3 Dec 2015
When we feel connected, loved and we love, we see life with the clearest eyes. We see and feel the bigger ocean of awareness that is within us, we experience ourselves beyond fear.
We are also aware of the multiple benefits in being kind; but are we at times just kind for our own sake? Might the science of kindness take some of the magic and true meaning of it away?
Acts of Kindness to inspire
Before I arrived in Denmark three weeks ago, my brother had gone to where I was staying bringing bread, cheese, fruit, flowers and my favorite licorice. It was a beautiful gesture.
A couple of weeks prior my eldest son and I were at a cafe in Canberra when an elderly couple sat down at the table next to us. The man used a walker, and was clearly unwell, in fact they booth looked a little challenged by life. When it came to paying my son said to the waiter: ‘I will pay for table 17 as well.’
Both of these acts of kindness have inspired me, but also made me question how kind I am and what it takes to act in truly kind ways?
What kindness is and what it is not
A friend’s husband had parked his expensive car outside a coffee shop where he was waiting for a coffee, when someone placed a five dollar note attached to a post-it note in his hand – saying: ‘random acts of kindness please pass it on’. He felt puzzled; he did not need $5, as in a monetary sense it, meant nothing to him.
So what are the ingredients of kindness? Somehow it is not enough that the person felt kind giving $5 away. It might make him feel good but kindness exists within a relationship.
Kindness involves consideration for the other person, thoughtfulness and a little effort where we put aside our own agenda or preference for another human being.
It is easy to smile, open a door and be generally helpful, but a deeper kindness requires more than that. It requires me to put aside where I was heading and consider someone else and be prepared to alter my agenda for the day accordingly. In other words, stepping out of the drive system and into the contented system.
Paul Gilbert observes that we have Three Emotional Regulation Systems –
- The Threat System is anger, anxiety, disgust (panic); and is about fight, flight, faint or submission. Sounds like: ‘that is so unfair, I don’t know what to do, help!’
- Drive is about excitement, vitality, reward and resources, this is a motivating factor in moving towards what we think will give us pleasure. This state also involves the drive to avoid feeling bad (the state encouraged most in the West).
- Finally in the Contented state is where we feel safe, connected, calm and have an affiliate focus. When in this state there is a feeling of ‘enough,’ ‘of not wanting’, and of ‘all is well’.
The two first responses are often compulsive and self-centric; it is about what I need or what I want. In this space there is little concern for others. We might act with kindness, but it is often from the perspective of wanting to experience ourselves as ‘good’ or ‘kind’ rather than truly having tuned into the needs of another human. Mindfulness helps us to notice what state we are in and to shift into and stay in the Contented state.

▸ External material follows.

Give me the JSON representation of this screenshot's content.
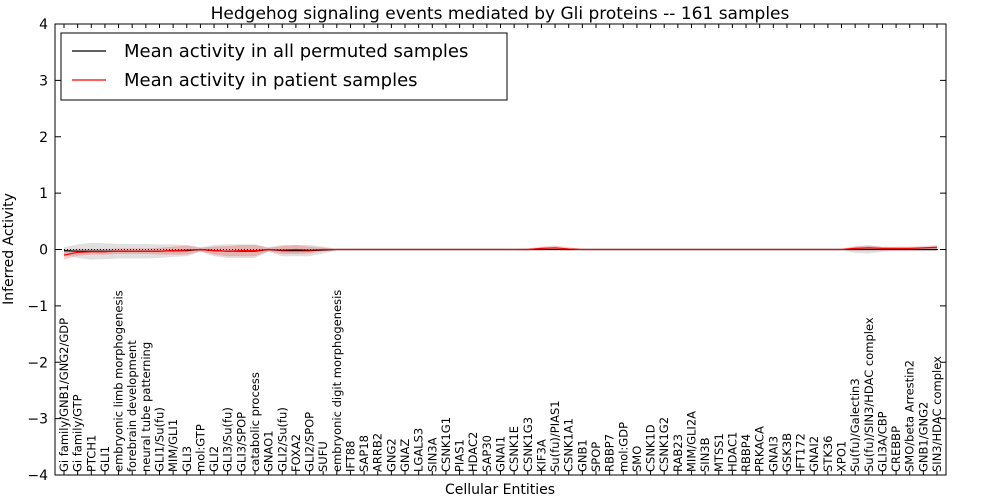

To stay in the Contented state during Christmas, try the following:
- Turn off your mobile, don’t check your email and do not do Facebook (there is very good research showing that we become more miserable when we do Facebook – and of course it takes us away from the present from where we are and who is around us).
- Sleep in.
- Enjoy the food and eat it mindfully.
- Focus on how you are going to be together, what would be some good-shared experiences?
- Consider people around you who may not have family around and include them in your Christmas.